President Janos Ader on Saturday set the date of Hungary’s 2014 general election for April 6, which is the earliest possible Sunday under the law.
Parties able to field individual candidates in all 106 constituencies will be given financing from the central budget and will have a period of fifty days, starting from Feb. 15, in which to campaign for the ballots of Hungary’s eight million eligible voters.
For the first time since Hungary’s transition to democracy, the election will have a single round.
Further, the number of seats in parliament will be reduced to 199 from 386.
Prospective candidates must secure 500 signatures in a constituency in order to run, with a March 3 deadline.
A party may draw up a national list if they have at least an individual candidate in 27 constituencies in at least nine counties and Budapest.
All voters can cast two ballots: one for an individual candidate and another for the party list.

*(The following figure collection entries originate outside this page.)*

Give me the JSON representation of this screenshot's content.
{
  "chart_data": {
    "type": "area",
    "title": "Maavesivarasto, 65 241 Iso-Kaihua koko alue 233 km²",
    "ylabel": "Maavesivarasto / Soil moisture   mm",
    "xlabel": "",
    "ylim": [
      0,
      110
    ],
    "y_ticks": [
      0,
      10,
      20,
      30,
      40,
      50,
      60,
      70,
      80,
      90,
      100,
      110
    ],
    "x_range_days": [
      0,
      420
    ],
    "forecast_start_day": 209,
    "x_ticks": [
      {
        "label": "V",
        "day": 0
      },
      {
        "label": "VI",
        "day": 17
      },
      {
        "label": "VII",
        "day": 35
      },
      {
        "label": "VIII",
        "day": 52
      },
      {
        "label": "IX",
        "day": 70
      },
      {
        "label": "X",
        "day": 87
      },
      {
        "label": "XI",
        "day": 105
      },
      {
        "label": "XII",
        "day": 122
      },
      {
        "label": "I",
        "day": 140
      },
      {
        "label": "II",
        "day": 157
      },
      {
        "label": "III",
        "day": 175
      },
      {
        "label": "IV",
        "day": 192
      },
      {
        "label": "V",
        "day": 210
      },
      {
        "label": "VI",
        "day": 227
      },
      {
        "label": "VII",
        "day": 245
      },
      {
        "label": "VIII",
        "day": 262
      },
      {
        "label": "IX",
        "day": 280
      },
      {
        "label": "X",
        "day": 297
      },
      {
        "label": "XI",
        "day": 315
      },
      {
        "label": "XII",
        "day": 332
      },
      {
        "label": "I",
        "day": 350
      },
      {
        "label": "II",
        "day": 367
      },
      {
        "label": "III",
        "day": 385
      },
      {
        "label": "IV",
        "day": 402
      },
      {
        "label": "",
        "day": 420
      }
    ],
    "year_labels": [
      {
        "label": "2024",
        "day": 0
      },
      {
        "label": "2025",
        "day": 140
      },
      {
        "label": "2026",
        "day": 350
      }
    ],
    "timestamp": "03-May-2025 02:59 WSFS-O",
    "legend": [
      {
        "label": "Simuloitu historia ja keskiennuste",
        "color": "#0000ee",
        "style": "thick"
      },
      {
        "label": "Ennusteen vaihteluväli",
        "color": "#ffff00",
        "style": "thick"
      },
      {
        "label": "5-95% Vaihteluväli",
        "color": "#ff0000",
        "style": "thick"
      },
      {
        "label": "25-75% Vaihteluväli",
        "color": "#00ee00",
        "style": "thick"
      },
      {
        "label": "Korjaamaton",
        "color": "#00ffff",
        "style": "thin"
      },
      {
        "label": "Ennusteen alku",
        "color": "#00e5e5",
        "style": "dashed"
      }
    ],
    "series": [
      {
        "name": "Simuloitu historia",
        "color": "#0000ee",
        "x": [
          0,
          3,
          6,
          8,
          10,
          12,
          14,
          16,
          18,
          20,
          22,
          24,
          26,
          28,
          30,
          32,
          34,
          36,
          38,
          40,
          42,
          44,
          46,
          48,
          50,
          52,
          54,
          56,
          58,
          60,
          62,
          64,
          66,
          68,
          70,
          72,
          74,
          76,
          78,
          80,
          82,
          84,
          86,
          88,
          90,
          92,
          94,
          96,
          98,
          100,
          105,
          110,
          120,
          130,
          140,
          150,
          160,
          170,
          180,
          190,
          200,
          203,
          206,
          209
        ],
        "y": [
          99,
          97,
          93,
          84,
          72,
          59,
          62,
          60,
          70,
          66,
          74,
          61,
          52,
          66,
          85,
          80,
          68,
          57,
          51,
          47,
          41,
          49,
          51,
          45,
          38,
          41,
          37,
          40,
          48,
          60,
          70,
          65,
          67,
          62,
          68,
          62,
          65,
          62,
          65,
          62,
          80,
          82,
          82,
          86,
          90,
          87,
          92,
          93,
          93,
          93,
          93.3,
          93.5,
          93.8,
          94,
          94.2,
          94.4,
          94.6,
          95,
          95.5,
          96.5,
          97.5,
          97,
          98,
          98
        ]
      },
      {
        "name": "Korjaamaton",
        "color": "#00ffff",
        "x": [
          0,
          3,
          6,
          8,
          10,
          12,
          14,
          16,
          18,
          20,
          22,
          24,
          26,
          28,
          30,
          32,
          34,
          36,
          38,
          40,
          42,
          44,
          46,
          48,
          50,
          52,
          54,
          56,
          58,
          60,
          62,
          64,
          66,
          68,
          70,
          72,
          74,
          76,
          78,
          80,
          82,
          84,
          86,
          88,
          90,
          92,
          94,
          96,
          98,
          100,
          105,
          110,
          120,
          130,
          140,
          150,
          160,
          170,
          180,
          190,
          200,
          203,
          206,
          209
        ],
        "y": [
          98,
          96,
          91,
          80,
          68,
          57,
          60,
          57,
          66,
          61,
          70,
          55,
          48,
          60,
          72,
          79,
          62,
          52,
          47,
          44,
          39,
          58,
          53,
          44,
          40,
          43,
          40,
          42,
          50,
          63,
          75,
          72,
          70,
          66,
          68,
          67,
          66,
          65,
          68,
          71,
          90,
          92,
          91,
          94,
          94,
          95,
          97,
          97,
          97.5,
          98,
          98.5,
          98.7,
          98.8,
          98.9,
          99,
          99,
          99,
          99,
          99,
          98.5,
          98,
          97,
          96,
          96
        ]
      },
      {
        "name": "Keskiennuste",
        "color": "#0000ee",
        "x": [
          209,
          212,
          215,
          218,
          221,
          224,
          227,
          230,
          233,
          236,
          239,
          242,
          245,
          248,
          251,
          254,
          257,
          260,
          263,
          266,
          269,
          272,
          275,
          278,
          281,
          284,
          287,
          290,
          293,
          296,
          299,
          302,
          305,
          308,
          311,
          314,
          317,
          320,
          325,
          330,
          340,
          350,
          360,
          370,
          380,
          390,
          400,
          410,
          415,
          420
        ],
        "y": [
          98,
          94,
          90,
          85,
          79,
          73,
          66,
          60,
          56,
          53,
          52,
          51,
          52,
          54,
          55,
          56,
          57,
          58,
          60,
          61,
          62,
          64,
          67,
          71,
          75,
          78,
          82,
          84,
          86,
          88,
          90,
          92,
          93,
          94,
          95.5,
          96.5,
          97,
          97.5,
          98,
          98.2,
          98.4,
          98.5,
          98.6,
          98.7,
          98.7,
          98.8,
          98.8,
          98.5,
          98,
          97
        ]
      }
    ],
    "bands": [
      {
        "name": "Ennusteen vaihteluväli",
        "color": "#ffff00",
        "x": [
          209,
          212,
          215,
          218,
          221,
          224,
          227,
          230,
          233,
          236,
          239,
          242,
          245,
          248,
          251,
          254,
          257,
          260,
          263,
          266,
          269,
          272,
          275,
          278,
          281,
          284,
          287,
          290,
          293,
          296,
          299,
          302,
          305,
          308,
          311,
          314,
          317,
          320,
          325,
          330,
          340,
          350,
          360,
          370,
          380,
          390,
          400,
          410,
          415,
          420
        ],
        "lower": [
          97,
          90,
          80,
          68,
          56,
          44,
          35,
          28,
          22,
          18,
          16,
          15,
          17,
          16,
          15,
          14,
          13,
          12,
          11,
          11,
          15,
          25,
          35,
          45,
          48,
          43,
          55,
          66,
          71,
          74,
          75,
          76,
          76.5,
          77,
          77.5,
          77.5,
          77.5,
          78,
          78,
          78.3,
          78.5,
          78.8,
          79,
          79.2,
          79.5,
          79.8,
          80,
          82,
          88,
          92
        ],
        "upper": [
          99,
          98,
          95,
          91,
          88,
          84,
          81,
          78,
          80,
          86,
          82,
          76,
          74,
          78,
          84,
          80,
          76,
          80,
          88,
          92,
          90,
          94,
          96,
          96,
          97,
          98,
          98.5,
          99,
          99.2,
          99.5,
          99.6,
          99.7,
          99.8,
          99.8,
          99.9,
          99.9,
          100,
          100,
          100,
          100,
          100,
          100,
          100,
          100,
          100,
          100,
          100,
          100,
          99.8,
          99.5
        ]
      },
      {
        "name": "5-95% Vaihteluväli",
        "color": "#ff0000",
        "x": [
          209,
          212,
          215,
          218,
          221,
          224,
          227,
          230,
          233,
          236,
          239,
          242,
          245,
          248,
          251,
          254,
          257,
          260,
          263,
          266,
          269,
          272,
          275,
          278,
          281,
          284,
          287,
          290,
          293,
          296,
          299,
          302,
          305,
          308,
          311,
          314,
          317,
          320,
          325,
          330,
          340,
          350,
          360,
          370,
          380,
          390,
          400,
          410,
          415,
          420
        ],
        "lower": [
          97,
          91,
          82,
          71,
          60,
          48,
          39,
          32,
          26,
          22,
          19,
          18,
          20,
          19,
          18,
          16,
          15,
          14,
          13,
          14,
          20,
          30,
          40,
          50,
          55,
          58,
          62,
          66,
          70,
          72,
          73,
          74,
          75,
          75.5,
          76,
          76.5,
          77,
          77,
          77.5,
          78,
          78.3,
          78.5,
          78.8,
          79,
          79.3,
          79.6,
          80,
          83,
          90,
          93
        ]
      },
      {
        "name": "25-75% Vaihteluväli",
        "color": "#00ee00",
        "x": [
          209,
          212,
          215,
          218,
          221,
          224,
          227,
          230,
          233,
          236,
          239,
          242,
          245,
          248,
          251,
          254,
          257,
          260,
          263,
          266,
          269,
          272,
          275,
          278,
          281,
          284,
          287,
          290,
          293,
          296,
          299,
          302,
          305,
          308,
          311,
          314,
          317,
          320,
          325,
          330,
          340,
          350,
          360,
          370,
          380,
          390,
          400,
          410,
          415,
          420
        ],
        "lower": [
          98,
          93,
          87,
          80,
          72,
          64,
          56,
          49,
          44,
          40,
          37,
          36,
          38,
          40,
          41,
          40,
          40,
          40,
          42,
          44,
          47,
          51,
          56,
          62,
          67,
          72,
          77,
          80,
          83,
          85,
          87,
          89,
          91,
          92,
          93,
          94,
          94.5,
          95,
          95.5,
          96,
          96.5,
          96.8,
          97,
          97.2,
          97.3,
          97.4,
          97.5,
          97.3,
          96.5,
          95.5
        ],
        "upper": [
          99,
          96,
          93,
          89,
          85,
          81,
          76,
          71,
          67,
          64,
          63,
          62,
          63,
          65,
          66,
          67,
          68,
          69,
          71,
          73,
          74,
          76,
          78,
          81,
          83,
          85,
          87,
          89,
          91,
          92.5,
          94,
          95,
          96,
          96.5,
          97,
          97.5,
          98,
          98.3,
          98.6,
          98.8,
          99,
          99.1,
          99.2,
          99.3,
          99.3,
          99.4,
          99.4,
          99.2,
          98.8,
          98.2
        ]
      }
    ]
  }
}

Voters who register themselves as a member of a national minority will cast their ballot for the list of the respective minority rather than for national parties.
Of the 199 members of the new Parliament, 93 will be elected from the parties’ national lists.
No party with less than 5 percent of the vote for its list can win a party-list mandate.
A further novelty is that non-Hungarian residents who have Hungarian citizenship will have the right to vote. They must register with the National Election Office (NVI) by March 22 in order to practise that right. Voting papers will be sent out to voters and these must be sent in turn to either a Hungarian foreign mission by the end of the voting period or to a local constituency election office. It can also be sent to the National Elections Office by April 5.
Hungarian voters who have an address in Hungary but are stationed abroad must turn up at either an embassy or consulate to cast their ballot on the day of the election. But beforehand, they must register with a local notary by March 29.
Under the constitution, the founding session of the new parliament will be convened by the president of the republic within 30 days after the general election. The prime minister will be elected by a majority of lawmakers based on the president’s proposal. Parliament will approve the government’s programme and elect the prime minister simultaneously.
In the past four elections the government took its oath of office between one-and-a-half and three weeks after the founding session.